Lists are allowed. A list is a set of numbers (or ranges) separated by commas. Examples: “1,2,5,9”, “0-4,8-12”.

EXAMPLE CRON FILE

# use /bin/sh to run commands, no matter what /etc/passwd says
SHELL=/bin/sh
# mail any output to `paul', no matter whose crontab this is
MAILTO=paul
#
CRON_TZ=Japan
# run five minutes after midnight, every day
5 0 * * *       $HOME/bin/daily.job >> $HOME/tmp/out 2>&1
# run at 2:15pm on the first of every month -- output mailed to paul
15 14 1 * *     $HOME/bin/monthly
# run at 10 pm on weekdays, annoy Joe
0 22 * * 1-5    mail -s "It's 10pm" joe%Joe,%%Where are your kids?%
23 0-23/2 * * * echo "run 23 minutes after midn, 2am, 4am ..., everyday"
5 4 * * sun     echo "run at 5 after 4 every sunday"

Jobs in /etc/cron.d/

The jobs in cron.d and /etc/crontab are system jobs, which are used usually for more than one user, thus, additionally the username is needed. MAILTO on the first line is optional.

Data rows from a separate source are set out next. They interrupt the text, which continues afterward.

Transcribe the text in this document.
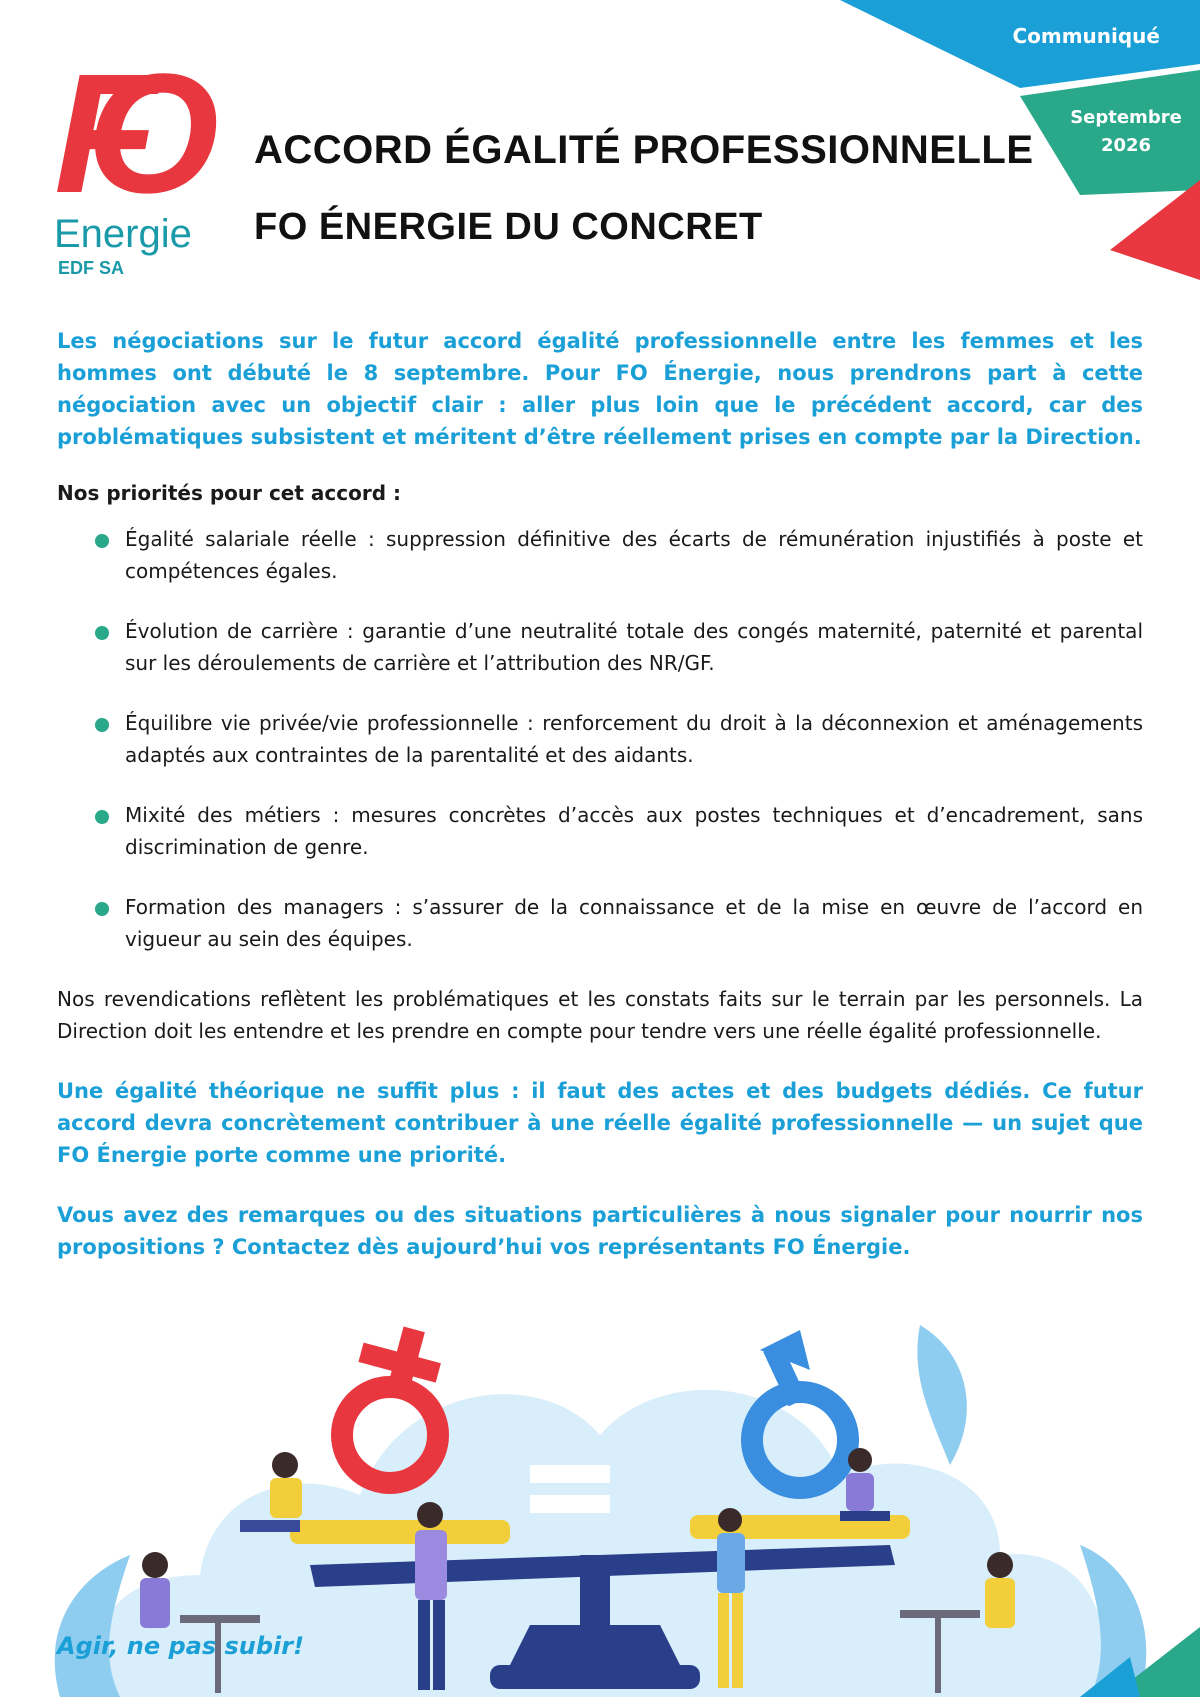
Communiqué
Septembre
2026
FO
Energie
EDF SA
ACCORD ÉGALITÉ PROFESSIONNELLE
FO ÉNERGIE DU CONCRET

Les négociations sur le futur accord égalité professionnelle entre les femmes et les hommes ont débuté le 8 septembre. Pour FO Énergie, nous prendrons part à cette négociation avec un objectif clair : aller plus loin que le précédent accord, car des problématiques subsistent et méritent d’être réellement prises en compte par la Direction.

Nos priorités pour cet accord :

Égalité salariale réelle : suppression définitive des écarts de rémunération injustifiés à poste et compétences égales.
Évolution de carrière : garantie d’une neutralité totale des congés maternité, paternité et parental sur les déroulements de carrière et l’attribution des NR/GF.
Équilibre vie privée/vie professionnelle : renforcement du droit à la déconnexion et aménagements adaptés aux contraintes de la parentalité et des aidants.
Mixité des métiers : mesures concrètes d’accès aux postes techniques et d’encadrement, sans discrimination de genre.
Formation des managers : s’assurer de la connaissance et de la mise en œuvre de l’accord en vigueur au sein des équipes.

Nos revendications reflètent les problématiques et les constats faits sur le terrain par les personnels. La Direction doit les entendre et les prendre en compte pour tendre vers une réelle égalité professionnelle.

Une égalité théorique ne suffit plus : il faut des actes et des budgets dédiés. Ce futur accord devra concrètement contribuer à une réelle égalité professionnelle — un sujet que FO Énergie porte comme une priorité.

Vous avez des remarques ou des situations particulières à nous signaler pour nourrir nos propositions ? Contactez dès aujourd’hui vos représentants FO Énergie.

Agir, ne pas subir!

EXAMPLE OF A JOB IN /etc/cron.d/job

#login as root
#create job with preferred editor (e.g. vim)
MAILTO=root
* * * * * root touch /tmp/file

SELinux with multi level security (MLS)

In a crontab, it is important to specify a security level by crontab -s or specifying the required level on the first line of the crontab. Each level is specified in /etc/selinux/targeted/seusers. When using crontab in the MLS mode, it is especially important to:

  • check/change the actual role,
  • set correct role for directory, which is used for input/output.

EXAMPLE FOR SELINUX MLS

# login as root
newrole -r sysadm_r
mkdir /tmp/SystemHigh
chcon -l SystemHigh /tmp/SystemHigh
crontab -e
# write in crontab file
MLS_LEVEL=SystemHigh
0-59 * * * * id -Z > /tmp/SystemHigh/crontest

FILES

  • /etc/crontab main system crontab file.
  • /var/spool/cron/ a directory for storing crontabs defined by users.
  • /etc/cron.d/ a directory for storing system crontabs.

EXTENSIONS

These special time specification “nicknames” which replace the 5 initial time and date fields, and are prefixed with the ‘@’ character, are supported:

@reboot    :    Run once after reboot.
@yearly    :    Run once a year, ie.  "0 0 1 1 *".
@annually  :    Run once a year, ie.  "0 0 1 1 *".
@monthly   :    Run once a month, ie. "0 0 1 * *".
@weekly    :    Run once a week, ie.  "0 0 * * 0".
@daily     :    Run once a day, ie.   "0 0 * * *".
@hourly    :    Run once an hour, ie. "0 * * * *".